Another example mentioned in my study was Daniel, in Daniel 10:1-14:
In the third year of Cyrus king of Persia, a revelation was given to Daniel (who was called Belteshazzar). Its message was true and it concerned a great war. The understanding of the message came to him in a vision. At that time I, Daniel, mourned for three weeks. I ate no choice food; no meat or wine touched my lips; and I used no lotions at all until the three weeks were over. On the twenty-fourth day of the first month, as I was standing on the bank of the great river, the Tigris, I looked up and there before me was a man dressed in linen, with a belt of fine gold from Uphaz around his waist. His body was like topaz, his face like lightning, his eyes like flaming torches, his arms and legs like the gleam of burnished bronze, and his voice like the sound of a multitude. I, Daniel, was the only one who saw the vision; those who were with me did not see it, but such terror overwhelmed them that they fled and hid themselves. So I was left alone, gazing at this great vision; I had no strength left, my face turned deathly pale and I was helpless. Then I heard him speaking, and as I listened to him, I fell into a deep sleep, my face to the ground. A hand touched me and set me trembling on my hands and knees. He said, “Daniel, you who are highly esteemed, consider carefully the words I am about to speak to you, and stand up, for I have now been sent to you.” And when he said this to me, I stood up trembling. Then he continued, “Do not be afraid, Daniel. Since the first day that you set your mind to gain understanding and to humble yourself before your God, your words were heard, and I have come in response to them. But the prince of the Persian kingdom resisted me twenty-one days. Then Michael, one of the chief princes, came to help me, because I was detained there with the king of Persia. Now I have come to explain to you what will happen to your people in the future, for the vision concerns a time yet to come.” (emphasis added)
Daniel was shown that a great war was coming, and he was burdened over how this would affect his people. He prayed for this to be revealed, but it was 3 weeks before he received that revelation. Interestingly, the angel told him that “the prince of the Persian kingdom”, who I believe he meant was Satan and his evil forces, was the cause for the delay. But before that, he reassured Daniel that his words were heard “since the first day…” And throughout, Daniel kept the perspective that God was on high, sovereign over all. He also had chosen to abide in the Lord.
Both of these examples showed people who had chosen to abide in the Lord – to pray, give attention to Scriptural commandments, and to cleave to God.

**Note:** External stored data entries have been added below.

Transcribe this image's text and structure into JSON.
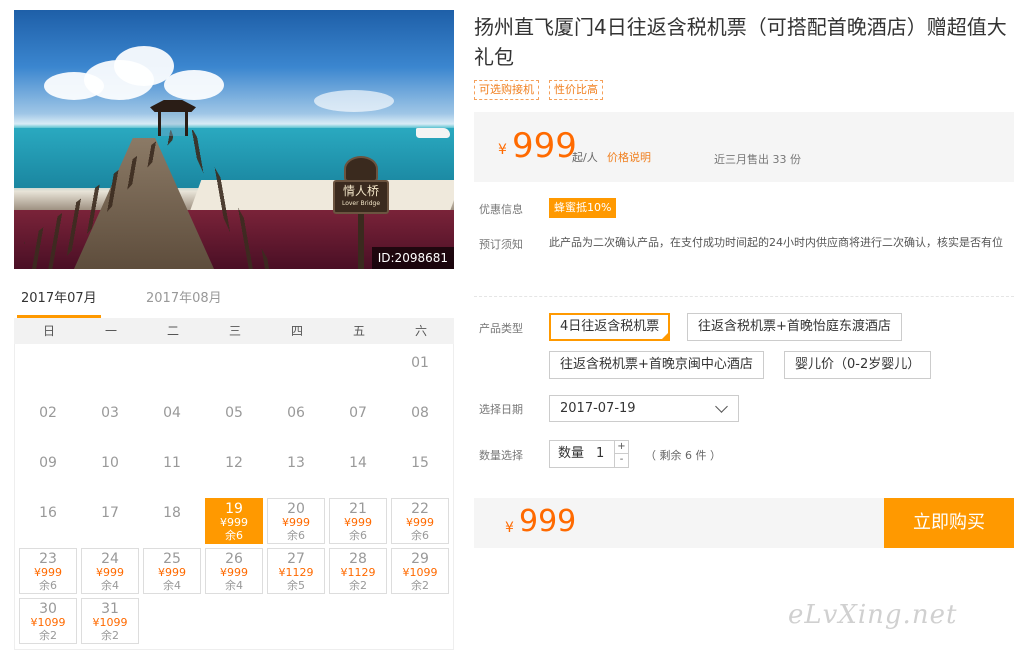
{
  "photo": {
    "sign_text": "情人桥",
    "sign_sub": "Lover Bridge",
    "id_label": "ID:2098681"
  },
  "calendar": {
    "tabs": [
      "2017年07月",
      "2017年08月"
    ],
    "weekdays": [
      "日",
      "一",
      "二",
      "三",
      "四",
      "五",
      "六"
    ],
    "plain_days": [
      {
        "day": "01",
        "col": 6,
        "row": 0
      },
      {
        "day": "02",
        "col": 0,
        "row": 1
      },
      {
        "day": "03",
        "col": 1,
        "row": 1
      },
      {
        "day": "04",
        "col": 2,
        "row": 1
      },
      {
        "day": "05",
        "col": 3,
        "row": 1
      },
      {
        "day": "06",
        "col": 4,
        "row": 1
      },
      {
        "day": "07",
        "col": 5,
        "row": 1
      },
      {
        "day": "08",
        "col": 6,
        "row": 1
      },
      {
        "day": "09",
        "col": 0,
        "row": 2
      },
      {
        "day": "10",
        "col": 1,
        "row": 2
      },
      {
        "day": "11",
        "col": 2,
        "row": 2
      },
      {
        "day": "12",
        "col": 3,
        "row": 2
      },
      {
        "day": "13",
        "col": 4,
        "row": 2
      },
      {
        "day": "14",
        "col": 5,
        "row": 2
      },
      {
        "day": "15",
        "col": 6,
        "row": 2
      },
      {
        "day": "16",
        "col": 0,
        "row": 3
      },
      {
        "day": "17",
        "col": 1,
        "row": 3
      },
      {
        "day": "18",
        "col": 2,
        "row": 3
      }
    ],
    "priced_days": [
      {
        "day": "19",
        "price": "¥999",
        "remain": "余6",
        "col": 3,
        "row": 3,
        "selected": true
      },
      {
        "day": "20",
        "price": "¥999",
        "remain": "余6",
        "col": 4,
        "row": 3
      },
      {
        "day": "21",
        "price": "¥999",
        "remain": "余6",
        "col": 5,
        "row": 3
      },
      {
        "day": "22",
        "price": "¥999",
        "remain": "余6",
        "col": 6,
        "row": 3
      },
      {
        "day": "23",
        "price": "¥999",
        "remain": "余6",
        "col": 0,
        "row": 4
      },
      {
        "day": "24",
        "price": "¥999",
        "remain": "余4",
        "col": 1,
        "row": 4
      },
      {
        "day": "25",
        "price": "¥999",
        "remain": "余4",
        "col": 2,
        "row": 4
      },
      {
        "day": "26",
        "price": "¥999",
        "remain": "余4",
        "col": 3,
        "row": 4
      },
      {
        "day": "27",
        "price": "¥1129",
        "remain": "余5",
        "col": 4,
        "row": 4
      },
      {
        "day": "28",
        "price": "¥1129",
        "remain": "余2",
        "col": 5,
        "row": 4
      },
      {
        "day": "29",
        "price": "¥1099",
        "remain": "余2",
        "col": 6,
        "row": 4
      },
      {
        "day": "30",
        "price": "¥1099",
        "remain": "余2",
        "col": 0,
        "row": 5
      },
      {
        "day": "31",
        "price": "¥1099",
        "remain": "余2",
        "col": 1,
        "row": 5
      }
    ]
  },
  "product": {
    "title": "扬州直飞厦门4日往返含税机票（可搭配首晚酒店）赠超值大礼包",
    "tags": [
      "可选购接机",
      "性价比高"
    ],
    "price_symbol": "¥",
    "price": "999",
    "price_unit": "起/人",
    "price_explain": "价格说明",
    "sold": "近三月售出 33 份",
    "discount_label": "优惠信息",
    "discount_badge": "蜂蜜抵10%",
    "notice_label": "预订须知",
    "notice_text": "此产品为二次确认产品，在支付成功时间起的24小时内供应商将进行二次确认，核实是否有位",
    "type_label": "产品类型",
    "types": [
      "4日往返含税机票",
      "往返含税机票+首晚怡庭东渡酒店",
      "往返含税机票+首晚京闽中心酒店",
      "婴儿价（0-2岁婴儿）"
    ],
    "date_label": "选择日期",
    "date_value": "2017-07-19",
    "qty_label": "数量选择",
    "qty_inner_label": "数量",
    "qty_value": "1",
    "qty_plus": "+",
    "qty_minus": "-",
    "qty_remain": "（ 剩余 6 件 ）",
    "total_symbol": "¥",
    "total": "999",
    "buy_label": "立即购买"
  },
  "watermark": "eLvXing.net",
  "colors": {
    "accent": "#ff9900",
    "price": "#ff6a00"
  }
}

They willed themselves to abide in Him – their faith did not depend on the coming of the answer to their prayer. This kind of abiding is indicative a deep relationship with God – one with deep roots. And if you paid any attention in science class in school, you probably learned that plants with deep roots can endure long period of drought if necessary. Delayed answer to prayer helps us to develop these deep roots.
So once again, I learned that while I wait for God to answer my prayers, I should focus on abiding in Him – focusing on His kingdom and His righteousness – and let Him take care of the rest. If my roots are deep, I can withstand the drought.